Fotografo lui lo è diventato quasi per caso, perché partendo da quello che non si sa, spesso si riesce ad arrivare a quello che si vuole. Dopo aver studiato pittura e viaggiato in autostop per l’Europa svolgendo piccoli lavori occasionali, Lindbergh diventa l’assistente di un fotografo a Düsseldorf. Se la cava bene, utilizza gli spazi e i colori in modo inconsueto pescandoli direttamente dalla memoria della sua infanzia: quando Peter ha due mesi, l’esercito russo invade la Polonia costringendo la sua famiglia a scappare per trasferirsi a Duisburg, in Germania. Il cielo plumbeo che si tuffa nel cemento delle fabbriche si sedimenterà nei suoi occhi influenzando moltissimo il suo lavoro. «Se fossi cresciuto in un altro posto la mia visione e la mia estetica sarebbero state diverse».
No alla messa in scena
Una delle prime campagne pubblicitarie che gli affidano è per il tabacco Samson. Lui va ad Amsterdam e decide di fotografare le persone per strada che si arrotolano le sigarette mentre aspettano che la vita accada. Nessuna posa, niente di artefatto: gli scatti hanno lo stile del reportage documentaristico. Dirà: «Non so perché ho voluto fare delle fotografie così. Fondamentalmente sentivo che le foto messe in scena erano semplicemente stupide».
E questa rimarrà la cifra di tutto il suo lavoro, perché quello che Lindbergh fa con le sue fotografie è una narrazione: racconta le storie delle persone che posano per lui. Soprattutto le donne che ritrae sono vive, e se gli altri colleghi si prodigano per regalare alla moda tutta la fascinazione possibile, la macchina fotografica di Peter fa affiorare segni, espressioni e umori che chiunque si danna per cancellare.
«È responsabilità dei fotografi liberare le donne dal terrore della perfezione e della giovinezza», diceva. Perché lui, nato a Leszno sul finire della più sanguinosa delle guerre, amava la libertà. Per questo ha mandato alle ortiche stereotipi e superato canoni di bellezza, e in più di quarant’anni di carriera le divinità che si sono spogliate dagli orpelli per lui sono state tante: Uma Thurman, Kate Moss, Madonna, Nicole Kidman, e ancora Kate Winslet, Julianne Moore, Meghan Marklel, Milla Jovovich.
La visione in eredità
Molte di loro ci guardano ridendo dalle pareti del Museo Madre di Napoli dove, fino al 20 di giugno, è possibile visitare Peter Lindbergh: Untold Stories.

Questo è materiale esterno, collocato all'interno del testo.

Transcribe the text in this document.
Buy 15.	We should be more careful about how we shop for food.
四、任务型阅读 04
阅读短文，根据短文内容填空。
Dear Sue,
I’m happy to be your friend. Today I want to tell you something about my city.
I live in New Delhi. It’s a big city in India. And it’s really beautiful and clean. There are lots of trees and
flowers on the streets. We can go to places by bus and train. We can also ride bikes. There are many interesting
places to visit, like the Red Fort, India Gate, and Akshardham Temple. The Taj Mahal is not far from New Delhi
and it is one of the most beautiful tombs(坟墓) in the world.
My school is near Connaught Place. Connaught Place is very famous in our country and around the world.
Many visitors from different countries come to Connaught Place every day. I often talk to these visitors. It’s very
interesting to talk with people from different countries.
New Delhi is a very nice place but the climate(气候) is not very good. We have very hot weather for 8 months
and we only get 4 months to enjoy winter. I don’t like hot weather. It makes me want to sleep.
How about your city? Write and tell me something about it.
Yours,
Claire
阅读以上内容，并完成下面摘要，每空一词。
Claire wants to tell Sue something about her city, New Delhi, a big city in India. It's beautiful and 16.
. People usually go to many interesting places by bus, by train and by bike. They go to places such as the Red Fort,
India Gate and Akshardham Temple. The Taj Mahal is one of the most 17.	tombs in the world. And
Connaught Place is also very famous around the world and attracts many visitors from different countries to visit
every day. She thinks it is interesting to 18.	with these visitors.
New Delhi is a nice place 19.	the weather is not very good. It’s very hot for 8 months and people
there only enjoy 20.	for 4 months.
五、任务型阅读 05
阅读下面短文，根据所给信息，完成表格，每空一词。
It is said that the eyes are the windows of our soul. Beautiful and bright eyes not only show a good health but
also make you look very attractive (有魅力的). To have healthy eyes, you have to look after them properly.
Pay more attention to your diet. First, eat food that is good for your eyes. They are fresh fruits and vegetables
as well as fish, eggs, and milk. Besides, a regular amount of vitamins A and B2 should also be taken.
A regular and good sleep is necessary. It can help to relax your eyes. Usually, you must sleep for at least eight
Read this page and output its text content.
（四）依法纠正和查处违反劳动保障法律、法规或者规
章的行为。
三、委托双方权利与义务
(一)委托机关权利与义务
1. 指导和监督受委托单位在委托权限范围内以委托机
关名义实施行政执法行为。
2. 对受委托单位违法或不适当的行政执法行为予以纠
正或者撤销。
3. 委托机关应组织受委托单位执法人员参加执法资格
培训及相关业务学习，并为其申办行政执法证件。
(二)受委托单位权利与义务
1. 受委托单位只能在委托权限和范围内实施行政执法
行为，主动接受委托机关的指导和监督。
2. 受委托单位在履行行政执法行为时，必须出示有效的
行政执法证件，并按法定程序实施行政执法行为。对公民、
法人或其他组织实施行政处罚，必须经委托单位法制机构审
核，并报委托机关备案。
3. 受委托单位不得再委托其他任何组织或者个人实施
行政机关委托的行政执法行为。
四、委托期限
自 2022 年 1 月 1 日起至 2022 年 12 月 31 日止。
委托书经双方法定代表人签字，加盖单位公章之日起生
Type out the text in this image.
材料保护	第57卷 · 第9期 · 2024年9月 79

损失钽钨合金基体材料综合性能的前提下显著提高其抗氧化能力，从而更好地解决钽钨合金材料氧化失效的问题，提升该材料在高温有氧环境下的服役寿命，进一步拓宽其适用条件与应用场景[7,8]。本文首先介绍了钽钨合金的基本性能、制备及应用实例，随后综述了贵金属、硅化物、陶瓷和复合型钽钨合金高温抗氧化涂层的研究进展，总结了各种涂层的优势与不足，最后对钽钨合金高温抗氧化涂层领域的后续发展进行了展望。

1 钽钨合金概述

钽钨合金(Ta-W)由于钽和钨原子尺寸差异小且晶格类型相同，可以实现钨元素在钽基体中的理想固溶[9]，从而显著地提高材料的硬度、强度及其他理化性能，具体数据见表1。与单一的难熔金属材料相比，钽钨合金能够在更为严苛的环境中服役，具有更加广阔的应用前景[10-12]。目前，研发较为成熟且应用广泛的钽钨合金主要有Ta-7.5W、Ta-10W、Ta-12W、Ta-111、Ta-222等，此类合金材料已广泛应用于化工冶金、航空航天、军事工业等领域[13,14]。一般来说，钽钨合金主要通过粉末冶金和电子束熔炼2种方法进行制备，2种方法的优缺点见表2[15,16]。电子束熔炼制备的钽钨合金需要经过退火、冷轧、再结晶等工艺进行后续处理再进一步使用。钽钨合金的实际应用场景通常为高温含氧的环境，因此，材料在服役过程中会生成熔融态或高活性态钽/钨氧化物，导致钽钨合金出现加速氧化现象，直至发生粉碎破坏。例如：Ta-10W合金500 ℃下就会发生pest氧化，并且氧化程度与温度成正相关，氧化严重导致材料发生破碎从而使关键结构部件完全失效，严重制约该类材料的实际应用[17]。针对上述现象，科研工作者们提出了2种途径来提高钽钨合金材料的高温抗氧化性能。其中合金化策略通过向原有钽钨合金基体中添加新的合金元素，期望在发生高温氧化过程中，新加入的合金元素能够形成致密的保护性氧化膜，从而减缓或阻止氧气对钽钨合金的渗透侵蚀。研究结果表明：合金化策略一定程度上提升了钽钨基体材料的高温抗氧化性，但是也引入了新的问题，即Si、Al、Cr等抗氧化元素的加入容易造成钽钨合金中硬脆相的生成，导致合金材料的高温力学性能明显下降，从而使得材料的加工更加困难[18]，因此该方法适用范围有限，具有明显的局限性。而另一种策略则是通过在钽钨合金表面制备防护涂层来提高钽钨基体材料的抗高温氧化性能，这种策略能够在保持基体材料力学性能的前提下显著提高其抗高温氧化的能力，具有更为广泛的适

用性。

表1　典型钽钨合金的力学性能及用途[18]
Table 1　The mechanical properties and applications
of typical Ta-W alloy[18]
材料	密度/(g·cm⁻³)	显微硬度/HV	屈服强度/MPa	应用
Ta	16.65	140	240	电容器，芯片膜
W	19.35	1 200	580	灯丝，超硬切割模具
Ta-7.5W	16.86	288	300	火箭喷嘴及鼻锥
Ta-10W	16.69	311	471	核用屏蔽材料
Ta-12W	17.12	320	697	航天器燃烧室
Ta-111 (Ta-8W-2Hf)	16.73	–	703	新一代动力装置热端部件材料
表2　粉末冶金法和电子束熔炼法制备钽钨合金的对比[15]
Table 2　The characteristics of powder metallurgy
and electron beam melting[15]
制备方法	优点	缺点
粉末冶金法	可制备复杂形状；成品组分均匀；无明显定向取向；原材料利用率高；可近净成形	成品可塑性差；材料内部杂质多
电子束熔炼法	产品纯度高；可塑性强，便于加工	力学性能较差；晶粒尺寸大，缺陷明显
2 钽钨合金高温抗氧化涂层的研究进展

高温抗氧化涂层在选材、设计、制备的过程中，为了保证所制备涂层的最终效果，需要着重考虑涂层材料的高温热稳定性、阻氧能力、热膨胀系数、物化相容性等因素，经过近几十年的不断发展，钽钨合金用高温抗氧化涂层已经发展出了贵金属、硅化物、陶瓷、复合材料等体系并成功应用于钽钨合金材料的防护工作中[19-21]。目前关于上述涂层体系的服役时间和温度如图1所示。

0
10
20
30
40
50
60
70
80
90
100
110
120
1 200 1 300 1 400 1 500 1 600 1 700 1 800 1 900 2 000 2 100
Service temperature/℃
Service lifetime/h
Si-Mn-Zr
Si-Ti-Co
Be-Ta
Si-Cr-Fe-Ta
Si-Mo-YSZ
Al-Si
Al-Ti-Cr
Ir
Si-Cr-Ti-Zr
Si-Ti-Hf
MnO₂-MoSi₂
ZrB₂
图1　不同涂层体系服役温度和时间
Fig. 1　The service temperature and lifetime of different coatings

Dopo la tappa napoletana, la personale curata e pensata dallo stesso Lindbergh girerà l’Europa. Chi avrà la fortuna di visitarla, si troverà circondato da 140 fotografie scelte da lui, che non ha potuto però vederla allestita. Lindbergh, che misurava ogni frazione di secondo in esposizione, ha probabilmente scorto in anticipo la sua morte, avvenuta il 3 settembre del 2019, e forse per questo ha lavorato tantissimo: per avere il tempo di lasciarci la sua visione in eredità.